Und einige Spiele habe ich auch eingepackt und...“
Sie zieht aus ihrer großen umfangreichen Tasche eine Tupperdose heraus und reicht sie dem Mädchen.
Larissa löst den Deckel und jubelt:
Milchreis!“
Oma Inge grinst. „ Ja, mein berühmter Milchreis, den du so gerne magst, mit einem extra Schuss Sahne. Ach ja und hier ...“.
Sie kramt wieder in der Tasche und holt ein Einmachglas heraus.

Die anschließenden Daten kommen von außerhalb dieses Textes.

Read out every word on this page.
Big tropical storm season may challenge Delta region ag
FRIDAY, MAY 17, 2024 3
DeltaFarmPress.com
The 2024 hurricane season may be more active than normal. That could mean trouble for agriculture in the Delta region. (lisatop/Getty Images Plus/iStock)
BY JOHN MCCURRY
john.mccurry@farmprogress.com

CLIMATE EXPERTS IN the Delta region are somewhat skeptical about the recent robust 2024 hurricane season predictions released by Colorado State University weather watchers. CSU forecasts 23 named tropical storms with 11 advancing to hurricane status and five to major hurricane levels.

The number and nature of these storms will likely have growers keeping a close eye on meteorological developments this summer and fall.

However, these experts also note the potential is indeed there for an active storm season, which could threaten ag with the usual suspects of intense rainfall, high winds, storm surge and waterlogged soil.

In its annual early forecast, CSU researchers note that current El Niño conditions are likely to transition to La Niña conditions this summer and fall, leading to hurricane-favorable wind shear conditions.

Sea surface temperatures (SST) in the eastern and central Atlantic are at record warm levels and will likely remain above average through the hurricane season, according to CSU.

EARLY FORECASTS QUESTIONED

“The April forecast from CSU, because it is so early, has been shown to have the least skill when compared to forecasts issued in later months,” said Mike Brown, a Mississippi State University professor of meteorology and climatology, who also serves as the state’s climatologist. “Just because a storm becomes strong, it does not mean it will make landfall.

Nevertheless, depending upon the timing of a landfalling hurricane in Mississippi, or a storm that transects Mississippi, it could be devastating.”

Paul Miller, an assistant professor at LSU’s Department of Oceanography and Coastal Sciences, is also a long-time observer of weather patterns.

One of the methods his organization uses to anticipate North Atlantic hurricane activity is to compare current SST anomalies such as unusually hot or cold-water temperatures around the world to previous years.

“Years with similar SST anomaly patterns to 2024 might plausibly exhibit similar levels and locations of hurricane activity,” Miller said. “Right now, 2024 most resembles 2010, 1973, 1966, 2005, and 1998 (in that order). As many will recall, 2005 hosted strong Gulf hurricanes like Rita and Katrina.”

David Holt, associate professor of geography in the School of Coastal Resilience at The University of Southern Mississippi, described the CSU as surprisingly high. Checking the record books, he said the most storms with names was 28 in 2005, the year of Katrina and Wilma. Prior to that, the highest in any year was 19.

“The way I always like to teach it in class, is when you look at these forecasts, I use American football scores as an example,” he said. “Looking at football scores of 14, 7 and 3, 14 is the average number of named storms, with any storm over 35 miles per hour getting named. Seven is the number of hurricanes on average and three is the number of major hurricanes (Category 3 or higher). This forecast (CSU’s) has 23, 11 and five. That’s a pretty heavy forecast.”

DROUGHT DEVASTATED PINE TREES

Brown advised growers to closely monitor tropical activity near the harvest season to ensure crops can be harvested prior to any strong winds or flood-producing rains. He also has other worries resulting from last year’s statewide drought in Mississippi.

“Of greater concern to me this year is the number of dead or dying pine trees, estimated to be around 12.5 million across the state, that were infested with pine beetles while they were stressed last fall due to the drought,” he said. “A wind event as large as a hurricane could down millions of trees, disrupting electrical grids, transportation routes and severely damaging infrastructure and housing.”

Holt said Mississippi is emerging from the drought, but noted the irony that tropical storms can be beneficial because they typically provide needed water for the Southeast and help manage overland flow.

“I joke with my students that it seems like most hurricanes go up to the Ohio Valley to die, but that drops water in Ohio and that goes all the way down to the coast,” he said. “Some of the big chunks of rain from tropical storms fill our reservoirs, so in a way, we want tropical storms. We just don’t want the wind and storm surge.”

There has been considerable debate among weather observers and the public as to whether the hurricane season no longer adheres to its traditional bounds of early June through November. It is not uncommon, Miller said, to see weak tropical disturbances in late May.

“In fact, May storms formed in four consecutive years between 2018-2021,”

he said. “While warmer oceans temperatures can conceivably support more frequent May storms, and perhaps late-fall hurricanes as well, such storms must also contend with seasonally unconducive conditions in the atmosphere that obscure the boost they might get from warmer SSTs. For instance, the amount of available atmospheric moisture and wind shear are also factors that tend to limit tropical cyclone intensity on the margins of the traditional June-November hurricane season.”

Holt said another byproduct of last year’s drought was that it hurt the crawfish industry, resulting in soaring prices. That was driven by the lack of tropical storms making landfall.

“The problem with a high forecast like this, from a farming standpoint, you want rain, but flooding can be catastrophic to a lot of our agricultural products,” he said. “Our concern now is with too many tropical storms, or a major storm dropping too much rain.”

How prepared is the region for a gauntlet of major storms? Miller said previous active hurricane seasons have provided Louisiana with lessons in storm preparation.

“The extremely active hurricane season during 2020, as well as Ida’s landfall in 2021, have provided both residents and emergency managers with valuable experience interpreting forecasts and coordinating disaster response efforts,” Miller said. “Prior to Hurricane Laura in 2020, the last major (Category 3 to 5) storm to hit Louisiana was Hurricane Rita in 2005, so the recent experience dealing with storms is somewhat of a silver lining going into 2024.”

Hier habe ich noch mein selbst gemachtes Pflaumenmus mitgebracht, nun lass es dir gut schmecken.“
Während Larissa begeistert die Leckereien löffelt, denn an einen Löffel hatte Oma natürlich auch gedacht, liest ihr diese eine Geschichte von den „Fünf Freunden“ vor.
Obwohl diese Geschichte aus der Zeit stammt, als Oma noch jung war, gefällt sie Larissa sehr gut.
Später spielen sie dann noch „Mau Mau“ und wie im Flug vergeht die Zeit.
Oma verabschiedet sich und verspricht morgen früh wieder zu kommen, denn am Nachmittag kommt die Mutter mit Tommy ihrem Bruder.
Larissa umarmt die Oma und flüstert, „ ich habe dich lieb“.

Der kleine Tommy freut sich seine Schwester zu sehen, aber bald wird er quengelig und darum wird der Besuch der beiden nur kurz.
Larissa lehnt sich im Bett zurück und sieht aus dem Fenster, da klopft es wieder an der Tür und Nina und
Melanie betreten das Zimmer.
Larissa strahlt.
Wir durften erst heute kommen, da du ja eine schwere Gehirnerschütterung hattest.“ meint Melanie und drückt Larissa ein Geschenk in die Hand.
Nina legt auch einige in Buntpapier verpackte Päckchen auf das Bett.
Das in Goldpapier ist von mir und das andere von Frau Roth und der ganzen Klasse.“
Während Larissa die Geschenke auspackt erzählen die Mädchen von der Schule.
Melanie verstummt plötzlich und räuspert sich.
Draußen im Flur ist noch jemand und möchte dich besuchen.“
Es ist, es ist Nelly!“ ruft Nina.
Larissa bleibt eine Weile stumm und ihre Freundinnen schauen sie verlegen an.
Larissa lächelt.
Warum kommt sie nicht herein? Hat sie Angst vor mir?“
Nein sie hat ein schlechtes Gewissen, sie fühlt sich schuldig an deinem Unfall.“
Holt sie herein!“
Nina läuft los und bald steht eine sehr verlegene Nelly am Krankenbett und reicht ihr ein Päckchen.
Larissa grinst sie an.
Weißt du, an meinem Unfall bin nur ich und mein Dickkopf schuld, sonst niemand.“
Na, ja, aber wenn ich dich nicht herausgefordert hätte …?“
Vergessen wir es, wollen wir Freundinnen werden.“
Nelly strahlt.
Die Mädels quatschen nun und berichten auch was sie in der Schule neues gelernt haben.
Das macht Larissa keine Sorge, das würde sie schnell wieder aufholen nur in Mathe, nicht ihr bestes Fach.
Was habe ihr denn in Mathe neues gelernt?“
Wurzel ziehen!“
Iiiiihhhhhh, das klingt ja wie beim Zahnarzt!“
Die Mädchen kichern.
Ich könnte es dir beibringen,“ meint Nelly, die in Mathe eine Eins hat.
Wie wäre es, wenn wir alle drei jeden Nachmittag hier her kommen und gemeinsam die Hausaufgaben machen!“
schlägt Melanie vor.
Alle sind einverstanden.
Larissa betrachtet lächelnd ihre Freundinnen.
Wir sind wie die vier Musketiere“
Die Mädchen jubeln und klatschen ihre Hände aufeinander.